This post is coming to you from a Mac manufactured in this decade, but it took far more fiddling with software and cables and more swearing at them than I ever expected to make that possible.
The fault here was Apple’s Migration Assistant, a tool to move your apps, files and settings from one Mac to another that I’d found so faultless in the past that in 2010 I touted it to Washington Post readers as “fantastically helpful.” I expected the same seamless experience this time, but after connecting my old iMac to my new M1 Mac mini via Ethernet (weirdly enough, Apple’s instructions only mentioned WiFi), launching Migration Assistant on each computer, having it add up all of the hundreds of gigabytes of data to be moved, and beginning that process… that progress stopped after about three hours without explanation.
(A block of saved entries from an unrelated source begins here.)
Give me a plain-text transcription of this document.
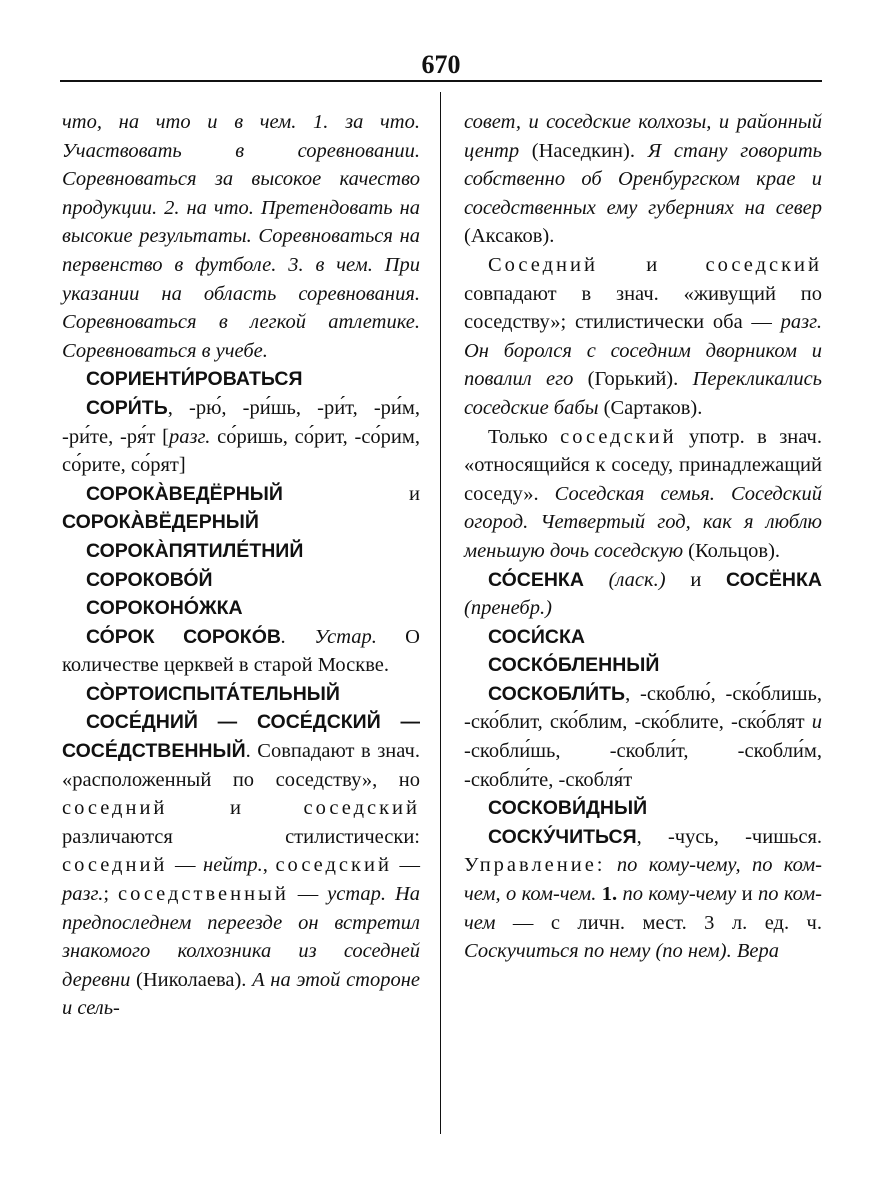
670

что, на что и в чем. 1. за что. Участвовать в соревновании. Соревноваться за высокое качество продукции. 2. на что. Претендовать на высокие результаты. Соревноваться на первенство в футболе. 3. в чем. При указании на область соревнования. Соревноваться в легкой атлетике. Соревноваться в учебе.

СОРИЕНТИ́РОВАТЬСЯ

СОРИ́ТЬ, -рю́, -ри́шь, -ри́т, -ри́м, -ри́те, -ря́т [разг. со́ришь, со́рит, -со́рим, со́рите, со́рят]

СОРОКА̀ВЕДЁРНЫЙ и СОРОКА̀ВЁДЕРНЫЙ

СОРОКА̀ПЯТИЛЕ́ТНИЙ

СОРОКОВО́Й

СОРОКОНО́ЖКА

СО́РОК СОРОКО́В. Устар. О количестве церквей в старой Москве.

СО̀РТОИСПЫТА́ТЕЛЬНЫЙ

СОСЕ́ДНИЙ — СОСЕ́ДСКИЙ — СОСЕ́ДСТВЕННЫЙ. Совпадают в знач. «расположенный по соседству», но соседний и соседский различаются стилистически: соседний — нейтр., соседский — разг.; соседственный — устар. На предпоследнем переезде он встретил знакомого колхозника из соседней деревни (Николаева). А на этой стороне и сель-

совет, и соседские колхозы, и районный центр (Наседкин). Я стану говорить собственно об Оренбургском крае и соседственных ему губерниях на север (Аксаков).

Соседний и соседский совпадают в знач. «живущий по соседству»; стилистически оба — разг. Он боролся с соседним дворником и повалил его (Горький). Перекликались соседские бабы (Сартаков).

Только соседский употр. в знач. «относящийся к соседу, принадлежащий соседу». Соседская семья. Соседский огород. Четвертый год, как я люблю меньшую дочь соседскую (Кольцов).

СО́СЕНКА (ласк.) и СОСЁНКА (пренебр.)

СОСИ́СКА

СОСКО́БЛЕННЫЙ

СОСКОБЛИ́ТЬ, -скоблю́, -ско́блишь, -ско́блит, ско́блим, -ско́блите, -ско́блят и -скобли́шь, -скобли́т, -скобли́м, -скобли́те, -скобля́т

СОСКОВИ́ДНЫЙ

СОСКУ́ЧИТЬСЯ, -чусь, -чишься. Управление: по кому-чему, по ком-чем, о ком-чем. 1. по кому-чему и по ком-чем — с личн. мест. 3 л. ед. ч. Соскучиться по нему (по нем). Вера
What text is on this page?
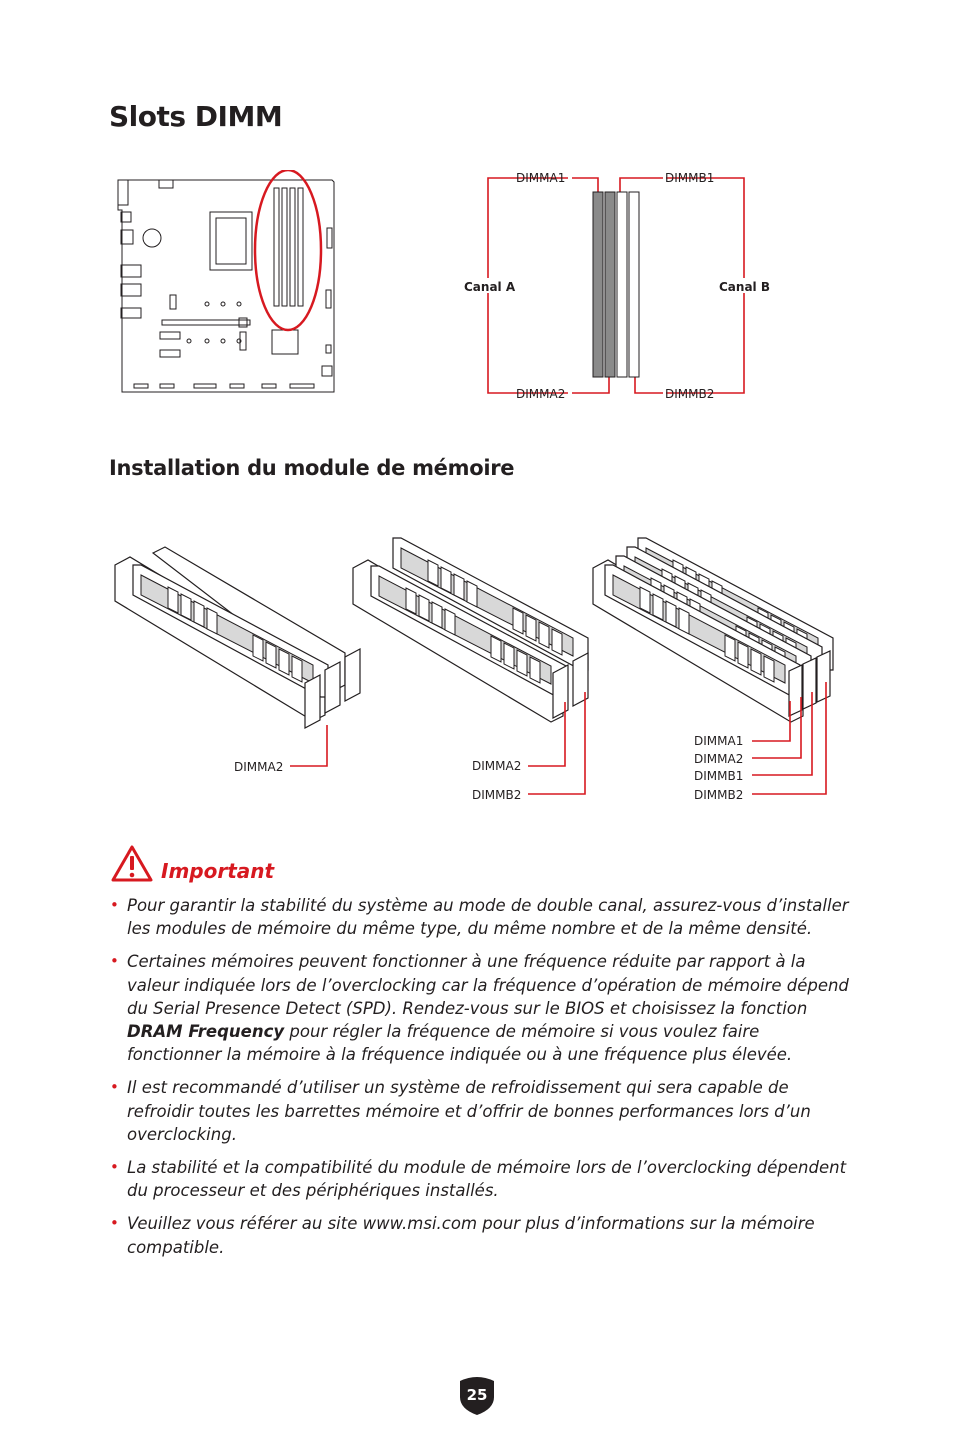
Slots DIMM
DIMMA1	DIMMB1
DIMMA2	DIMMB2
Canal A	Canal B
Installation du module de mémoire
DIMMA2	DIMMA2
DIMMB2
DIMMA1
DIMMA2
DIMMB1
DIMMB2
Important
• Pour garantir la stabilité du système au mode de double canal, assurez-vous d’installer les modules de mémoire du même type, du même nombre et de la même densité.
• Certaines mémoires peuvent fonctionner à une fréquence réduite par rapport à la valeur indiquée lors de l’overclocking car la fréquence d’opération de mémoire dépend du Serial Presence Detect (SPD). Rendez-vous sur le BIOS et choisissez la fonction DRAM Frequency pour régler la fréquence de mémoire si vous voulez faire fonctionner la mémoire à la fréquence indiquée ou à une fréquence plus élevée.
• Il est recommandé d’utiliser un système de refroidissement qui sera capable de refroidir toutes les barrettes mémoire et d’offrir de bonnes performances lors d’un overclocking.
• La stabilité et la compatibilité du module de mémoire lors de l’overclocking dépendent du processeur et des périphériques installés.
• Veuillez vous référer au site www.msi.com pour plus d’informations sur la mémoire compatible.
25
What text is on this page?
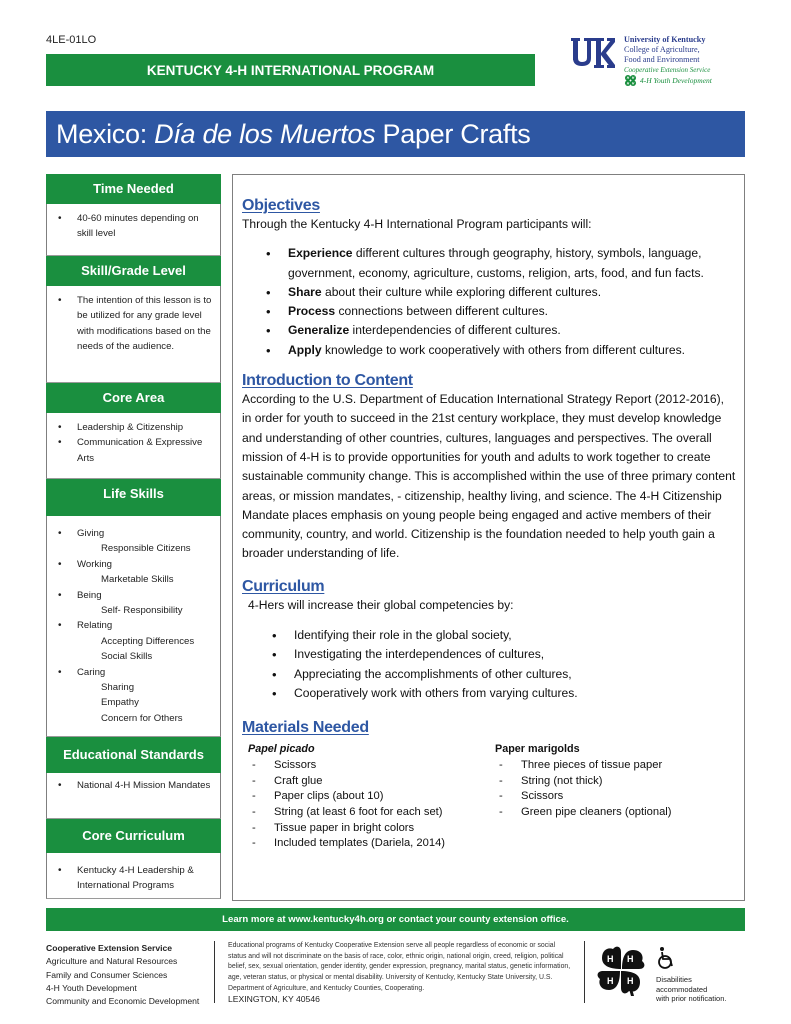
4LE-01LO
KENTUCKY 4-H INTERNATIONAL PROGRAM
University of Kentucky
College of Agriculture,
Food and Environment
Cooperative Extension Service
H H
H H 4-H Youth Development
Mexico: Día de los Muertos Paper Crafts
Time Needed
• 40-60 minutes depending on skill level
Skill/Grade Level
• The intention of this lesson is to be utilized for any grade level with modifications based on the needs of the audience.
Core Area
• Leadership & Citizenship
• Communication & Expressive Arts
Life Skills
• Giving
Responsible Citizens
• Working
Marketable Skills
• Being
Self- Responsibility
• Relating
Accepting Differences
Social Skills
• Caring
Sharing
Empathy
Concern for Others
Educational Standards
• National 4-H Mission Mandates
Core Curriculum
• Kentucky 4-H Leadership & International Programs
Objectives
Through the Kentucky 4-H International Program participants will:
• Experience different cultures through geography, history, symbols, language, government, economy, agriculture, customs, religion, arts, food, and fun facts.
• Share about their culture while exploring different cultures.
• Process connections between different cultures.
• Generalize interdependencies of different cultures.
• Apply knowledge to work cooperatively with others from different cultures.
Introduction to Content
According to the U.S. Department of Education International Strategy Report (2012-2016), in order for youth to succeed in the 21st century workplace, they must develop knowledge and understanding of other countries, cultures, languages and perspectives. The overall mission of 4-H is to provide opportunities for youth and adults to work together to create sustainable community change. This is accomplished within the use of three primary content areas, or mission mandates, - citizenship, healthy living, and science. The 4-H Citizenship Mandate places emphasis on young people being engaged and active members of their community, country, and world. Citizenship is the foundation needed to help youth gain a broader understanding of life.
Curriculum
4-Hers will increase their global competencies by:
• Identifying their role in the global society,
• Investigating the interdependences of cultures,
• Appreciating the accomplishments of other cultures,
• Cooperatively work with others from varying cultures.
Materials Needed
Papel picado
- Scissors
- Craft glue
- Paper clips (about 10)
- String (at least 6 foot for each set)
- Tissue paper in bright colors
- Included templates (Dariela, 2014)
Paper marigolds
- Three pieces of tissue paper
- String (not thick)
- Scissors
- Green pipe cleaners (optional)
Learn more at www.kentucky4h.org or contact your county extension office.
Cooperative Extension Service
Agriculture and Natural Resources
Family and Consumer Sciences
4-H Youth Development
Community and Economic Development
Educational programs of Kentucky Cooperative Extension serve all people regardless of economic or social status and will not discriminate on the basis of race, color, ethnic origin, national origin, creed, religion, political belief, sex, sexual orientation, gender identity, gender expression, pregnancy, marital status, genetic information, age, veteran status, or physical or mental disability. University of Kentucky, Kentucky State University, U.S. Department of Agriculture, and Kentucky Counties, Cooperating.
LEXINGTON, KY 40546
H H
H
H	Disabilities
accommodated
with prior notification.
After further fruitless trial and error, I settled on plan B in Migration Assistant: Transferring my data from a Time Machine backup. After a strange wait for it to see the backup volume, Migration Assistant informed me that it was “Starting up…”
Two hours later, it was still “Starting up…”
Nine hours later: still “Starting up…”
(Memo to Apple: This is one fantastically uncommunicative app here. Can’t you hire some underemployed English majors to write more informative status messages for it?)
Then I remembered that Migration Assistant can also restore from a disk image. And that I could create a new clone of the old iMac’s SSD using the same tool I’d downloaded three years ago when I transplanted the SSD into that aging computer.
I launched Shirt Pocket’s SuperDuper for the first time since 2018, had it create a new disk image in a partition on my backup drive, and then plugged that drive into the new Mac mini. I set Migration Assistant to transfer from that, it once again added up all of the files to be moved. And this time, it not only started the job but finished it, rewarding me with a “Migration Complete” message the next morning.